At the time, we didn't know what to think.
We didn't know what it meant.
We certainly never envisioned that ten months later, our daughter would be completely bald and face the likelihood of a lifetime without hair.
We had never even heard the word "alopecia."
Of course, we know the rest of the story.
It's like another LIFETIME ago.
It's amazing how much can change in just a few short years.
And it's amazing how much we can change in a few short years.
Not only is Caroline a completely different person from it, but I most certainly am, too.
Before alopecia, I foolishly didn't know how much value I was placing upon outward beauty.
I didn't realize my deep-seeded desires to be like everyone else.
To be accepted, admired, and liked.
with something as simple and bizarre as losing HAIR,
it was all taken away from me.
Suddenly, I had to die to the idol of looking like we had it "together." Because we didn't.
I, the new adoptive mama, couldn't keep HAIR on my child's HEAD.
(How's that for feeling like a failure? There's a good ol' strike to the perfectionism.)
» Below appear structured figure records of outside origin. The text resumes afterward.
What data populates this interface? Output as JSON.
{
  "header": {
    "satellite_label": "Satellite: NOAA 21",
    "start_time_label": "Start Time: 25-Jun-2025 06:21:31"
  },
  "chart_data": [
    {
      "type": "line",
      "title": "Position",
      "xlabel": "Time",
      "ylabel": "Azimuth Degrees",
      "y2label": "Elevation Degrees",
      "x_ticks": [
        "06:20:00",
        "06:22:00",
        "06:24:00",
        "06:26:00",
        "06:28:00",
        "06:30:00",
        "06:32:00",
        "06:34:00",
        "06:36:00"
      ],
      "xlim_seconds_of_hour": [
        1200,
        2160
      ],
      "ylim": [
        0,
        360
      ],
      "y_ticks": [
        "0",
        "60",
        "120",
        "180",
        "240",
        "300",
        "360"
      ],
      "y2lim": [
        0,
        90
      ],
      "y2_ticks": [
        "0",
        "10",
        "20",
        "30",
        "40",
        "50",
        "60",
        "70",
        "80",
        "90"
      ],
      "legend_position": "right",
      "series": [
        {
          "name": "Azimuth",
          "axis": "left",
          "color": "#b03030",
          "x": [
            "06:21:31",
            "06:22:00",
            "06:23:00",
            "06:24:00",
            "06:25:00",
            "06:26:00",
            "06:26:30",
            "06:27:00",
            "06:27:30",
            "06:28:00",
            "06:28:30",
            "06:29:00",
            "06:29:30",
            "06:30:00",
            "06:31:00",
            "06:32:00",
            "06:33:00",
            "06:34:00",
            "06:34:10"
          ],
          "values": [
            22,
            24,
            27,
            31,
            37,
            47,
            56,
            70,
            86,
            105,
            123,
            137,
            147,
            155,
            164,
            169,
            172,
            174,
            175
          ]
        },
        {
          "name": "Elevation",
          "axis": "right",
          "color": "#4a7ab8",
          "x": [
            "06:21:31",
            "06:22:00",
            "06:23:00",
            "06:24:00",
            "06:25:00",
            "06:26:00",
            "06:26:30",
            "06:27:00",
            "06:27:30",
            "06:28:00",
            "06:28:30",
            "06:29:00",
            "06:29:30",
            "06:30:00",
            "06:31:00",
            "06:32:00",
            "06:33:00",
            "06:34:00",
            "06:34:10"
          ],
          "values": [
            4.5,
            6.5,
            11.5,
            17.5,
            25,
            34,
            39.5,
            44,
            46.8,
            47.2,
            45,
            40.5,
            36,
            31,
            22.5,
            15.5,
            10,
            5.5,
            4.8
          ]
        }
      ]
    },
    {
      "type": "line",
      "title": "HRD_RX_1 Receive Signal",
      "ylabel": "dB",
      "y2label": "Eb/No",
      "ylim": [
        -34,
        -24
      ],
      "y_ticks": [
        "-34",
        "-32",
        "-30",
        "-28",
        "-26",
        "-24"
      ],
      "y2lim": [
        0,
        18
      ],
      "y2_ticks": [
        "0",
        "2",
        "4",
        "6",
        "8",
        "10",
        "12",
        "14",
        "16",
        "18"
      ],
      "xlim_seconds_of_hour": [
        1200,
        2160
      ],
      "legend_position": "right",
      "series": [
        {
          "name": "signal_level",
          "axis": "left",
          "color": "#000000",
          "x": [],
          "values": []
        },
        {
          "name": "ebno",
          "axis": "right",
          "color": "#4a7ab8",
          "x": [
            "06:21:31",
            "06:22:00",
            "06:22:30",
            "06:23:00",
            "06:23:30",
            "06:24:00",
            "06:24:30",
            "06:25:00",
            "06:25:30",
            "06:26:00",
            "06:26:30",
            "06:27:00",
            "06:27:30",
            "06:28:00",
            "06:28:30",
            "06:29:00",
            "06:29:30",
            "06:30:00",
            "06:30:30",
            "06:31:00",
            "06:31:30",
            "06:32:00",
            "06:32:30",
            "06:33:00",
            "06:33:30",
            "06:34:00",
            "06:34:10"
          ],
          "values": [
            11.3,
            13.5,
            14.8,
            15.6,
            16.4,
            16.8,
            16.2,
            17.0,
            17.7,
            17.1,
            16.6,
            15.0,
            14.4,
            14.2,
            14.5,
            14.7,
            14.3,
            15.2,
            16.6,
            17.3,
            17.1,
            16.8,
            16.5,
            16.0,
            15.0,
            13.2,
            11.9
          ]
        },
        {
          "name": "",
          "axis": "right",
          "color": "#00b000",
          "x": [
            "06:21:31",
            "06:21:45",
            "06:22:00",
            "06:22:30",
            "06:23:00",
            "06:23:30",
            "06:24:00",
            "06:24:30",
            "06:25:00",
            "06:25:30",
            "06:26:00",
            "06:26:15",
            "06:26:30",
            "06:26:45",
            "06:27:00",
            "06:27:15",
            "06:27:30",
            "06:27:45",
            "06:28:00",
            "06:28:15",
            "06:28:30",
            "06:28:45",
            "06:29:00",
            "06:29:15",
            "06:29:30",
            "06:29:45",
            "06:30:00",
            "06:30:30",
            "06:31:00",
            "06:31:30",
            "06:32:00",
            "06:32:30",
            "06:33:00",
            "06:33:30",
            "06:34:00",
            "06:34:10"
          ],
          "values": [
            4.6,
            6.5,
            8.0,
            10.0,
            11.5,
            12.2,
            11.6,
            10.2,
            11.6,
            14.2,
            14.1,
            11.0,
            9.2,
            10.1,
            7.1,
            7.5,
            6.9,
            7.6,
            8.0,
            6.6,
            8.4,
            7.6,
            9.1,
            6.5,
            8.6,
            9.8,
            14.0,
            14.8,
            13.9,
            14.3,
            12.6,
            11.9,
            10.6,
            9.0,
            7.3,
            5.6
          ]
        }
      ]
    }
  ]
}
I had to die to the dream that there'd be no pony tails, no ribbons or bows in her future. No one would "ooo" and "aaaw" over my child's hair like they did for all the other cute little girls her age.
That may seem so superficial from the outside, but until you've watched your own daughter transform into what looks like a cancer patient before your very eyes, you may never know what an idol your daughter's femininity is to you until it's taken away.
You might think Caroline and I
looked "better" before alopecia came into our lives,
but nothing could be farther from the truth.
Because of alopecia, we now see things so differently.
We see people differently.
We see beauty in a different, deeper sense.
And we know there are far more important things in life than having hair.
I wouldn't wish for alopecia, but in many ways,
I'm thankful for it.
God was gracious to give it to us.
but looking back, it has given both of us so, so much more.